L’origine du conflit : Une affaire de mandats
Pour Blaise Bula, la racine du problème est claire : le respect des textes. Il rappelle que Nyoka Longo a épuisé ses deux mandats à la tête de la SOCODA entre 2015 et 2021.
« Mon exclusion n’est que la conséquence de mon opposition à une tentative de prolongement pour un troisième mandat, pourtant interdit par nos statuts », a-t-il martelé.
L’artiste a également exprimé sa profonde déception face aux attaques personnelles ayant visé sa famille restreinte, une ligne rouge franchie par son aîné qu’il a jugé nécessaire de dénoncer publiquement.
Clarification sur BNVW : « Consultant n’est pas concurrent »
L’un des points majeurs de la discorde concerne la création de l’entreprise **BNVW** (*Business Negotiation Vision World SARL*). Accusé de conflit d’intérêt, Blaise Bula a apporté un démenti formel :
Nature de l’entreprise : BNVW opère dans le secteur des Industries Créatives et Culturelles (ICC) en tant que cabinet de conseil.
Contrat d’État :Il s’agit d’un contrat signé directement avec la République démocratique du Congo.
Confusion sémantique : Bula dénonce une mauvaise interprétation volontaire. BNVW n’est pas une coopérative de gestion de droits d’auteur concurrente à la SOCODA, mais une structure d’accompagnement.

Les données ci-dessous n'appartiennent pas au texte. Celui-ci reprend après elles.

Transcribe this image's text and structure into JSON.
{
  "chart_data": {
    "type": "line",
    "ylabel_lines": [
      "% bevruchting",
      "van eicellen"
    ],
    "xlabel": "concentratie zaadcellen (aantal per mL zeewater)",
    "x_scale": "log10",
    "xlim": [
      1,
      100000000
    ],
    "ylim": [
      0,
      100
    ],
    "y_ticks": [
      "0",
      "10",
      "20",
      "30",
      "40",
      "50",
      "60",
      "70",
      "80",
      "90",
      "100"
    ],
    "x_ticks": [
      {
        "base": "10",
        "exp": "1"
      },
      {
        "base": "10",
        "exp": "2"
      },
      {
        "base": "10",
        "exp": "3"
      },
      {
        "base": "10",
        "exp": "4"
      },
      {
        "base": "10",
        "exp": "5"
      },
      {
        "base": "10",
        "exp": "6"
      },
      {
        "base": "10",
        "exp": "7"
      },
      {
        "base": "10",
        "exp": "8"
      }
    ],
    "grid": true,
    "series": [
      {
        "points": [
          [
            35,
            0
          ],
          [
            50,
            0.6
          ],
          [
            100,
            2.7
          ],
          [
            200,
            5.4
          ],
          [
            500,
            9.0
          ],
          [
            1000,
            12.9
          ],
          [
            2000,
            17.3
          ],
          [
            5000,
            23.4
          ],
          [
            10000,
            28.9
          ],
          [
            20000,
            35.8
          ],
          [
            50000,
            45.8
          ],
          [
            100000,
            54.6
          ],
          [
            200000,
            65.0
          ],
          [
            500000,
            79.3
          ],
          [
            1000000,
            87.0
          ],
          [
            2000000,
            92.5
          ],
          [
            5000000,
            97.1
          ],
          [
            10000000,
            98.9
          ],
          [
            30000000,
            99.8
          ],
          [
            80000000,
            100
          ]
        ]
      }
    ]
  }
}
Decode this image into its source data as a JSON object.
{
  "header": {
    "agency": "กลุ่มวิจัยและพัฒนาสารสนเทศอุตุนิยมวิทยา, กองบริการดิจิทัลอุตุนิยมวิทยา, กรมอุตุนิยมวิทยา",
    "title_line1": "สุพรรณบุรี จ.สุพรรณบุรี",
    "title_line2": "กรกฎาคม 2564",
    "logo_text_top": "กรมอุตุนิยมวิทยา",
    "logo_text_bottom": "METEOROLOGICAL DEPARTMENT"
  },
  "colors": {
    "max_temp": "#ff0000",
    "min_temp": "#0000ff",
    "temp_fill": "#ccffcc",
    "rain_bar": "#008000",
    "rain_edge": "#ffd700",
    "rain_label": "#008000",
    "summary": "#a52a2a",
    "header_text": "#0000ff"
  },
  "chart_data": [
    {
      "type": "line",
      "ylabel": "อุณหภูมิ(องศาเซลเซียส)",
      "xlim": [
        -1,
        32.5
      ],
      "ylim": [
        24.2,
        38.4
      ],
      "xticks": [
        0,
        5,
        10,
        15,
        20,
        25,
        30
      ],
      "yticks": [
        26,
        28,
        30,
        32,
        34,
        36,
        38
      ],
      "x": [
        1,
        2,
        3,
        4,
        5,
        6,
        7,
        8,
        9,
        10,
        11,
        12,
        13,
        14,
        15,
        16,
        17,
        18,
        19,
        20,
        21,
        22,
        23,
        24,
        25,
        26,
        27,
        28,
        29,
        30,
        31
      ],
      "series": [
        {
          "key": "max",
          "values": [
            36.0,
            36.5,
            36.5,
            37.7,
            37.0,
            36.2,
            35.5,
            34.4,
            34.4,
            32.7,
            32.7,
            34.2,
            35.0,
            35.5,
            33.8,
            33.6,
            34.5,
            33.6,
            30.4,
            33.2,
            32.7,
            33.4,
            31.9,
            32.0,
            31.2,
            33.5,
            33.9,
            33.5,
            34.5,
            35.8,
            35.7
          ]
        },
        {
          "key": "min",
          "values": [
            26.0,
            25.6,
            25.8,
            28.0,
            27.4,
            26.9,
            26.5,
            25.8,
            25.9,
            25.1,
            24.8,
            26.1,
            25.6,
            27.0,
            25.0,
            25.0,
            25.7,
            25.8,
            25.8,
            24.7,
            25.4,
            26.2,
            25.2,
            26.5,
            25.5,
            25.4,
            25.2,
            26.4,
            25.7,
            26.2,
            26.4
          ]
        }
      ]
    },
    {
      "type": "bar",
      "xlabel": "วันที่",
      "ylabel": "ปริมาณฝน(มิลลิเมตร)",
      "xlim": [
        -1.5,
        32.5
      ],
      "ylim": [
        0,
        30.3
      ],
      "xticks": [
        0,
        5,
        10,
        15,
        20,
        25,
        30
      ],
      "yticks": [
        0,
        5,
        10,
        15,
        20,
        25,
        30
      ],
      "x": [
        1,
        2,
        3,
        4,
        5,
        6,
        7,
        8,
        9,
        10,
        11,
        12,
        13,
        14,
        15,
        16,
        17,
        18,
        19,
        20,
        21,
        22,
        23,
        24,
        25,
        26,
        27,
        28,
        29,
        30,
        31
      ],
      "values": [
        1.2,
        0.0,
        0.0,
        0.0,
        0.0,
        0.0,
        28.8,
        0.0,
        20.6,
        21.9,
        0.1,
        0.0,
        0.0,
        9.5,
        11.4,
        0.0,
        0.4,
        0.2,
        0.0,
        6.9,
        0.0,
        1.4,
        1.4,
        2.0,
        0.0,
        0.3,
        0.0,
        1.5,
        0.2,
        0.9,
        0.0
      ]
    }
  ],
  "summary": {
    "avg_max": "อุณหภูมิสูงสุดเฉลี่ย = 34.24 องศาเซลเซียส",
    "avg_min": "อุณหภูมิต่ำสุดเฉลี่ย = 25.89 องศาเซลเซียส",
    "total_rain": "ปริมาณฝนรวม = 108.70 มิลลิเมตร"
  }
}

Il a par ailleurs rappelé que son éviction passée, aux côtés d’autres figures comme Verckys Kiamuangana ou Papa Socrate, avait été annulée par une assemblée générale qui les avait réintégrés, menant à son élection actuelle en tant que PCA.
Un bicéphalisme « hors-la-loi »
Interrogé sur la crise de leadership qui paralyse l’institution, Blaise Bula a déploré une situation de bicéphalisme qu’il juge illégale.
Échec de la médiation : Malgré l’appel à l’unité lancé par le Chef de l’État, Félix Antoine Tshisekedi, une rencontre au sommet entre Bula et Nyoka Longo n’a pas permis d’aboutir à un consensus.
Légitimité :Blaise Bula réaffirme qu’il demeure le seul PCA officiellement reconnu par l’État congolais, suite à l’assemblée générale du 9 février 2023.
Absence de preuves :Il a balayé d’un revers de main les accusations de détournement et de vol, soulignant qu’aucune preuve n’a jamais été rapportée à ce jour.
Un appel au calme pour l’avenir des artistes
En conclusion de cet entretien, Blaise Bula a troqué l’armure de défense pour un message d’apaisement. S’il reste ferme sur sa légitimité, il invite l’ensemble des sociétaires à l’unité et au calme.
Son objectif affiché reste le même depuis 2011 : faire en sorte que la paix règne dans le secteur culturel pour que chaque artiste congolais puisse enfin vivre dignement du fruit de ses droits.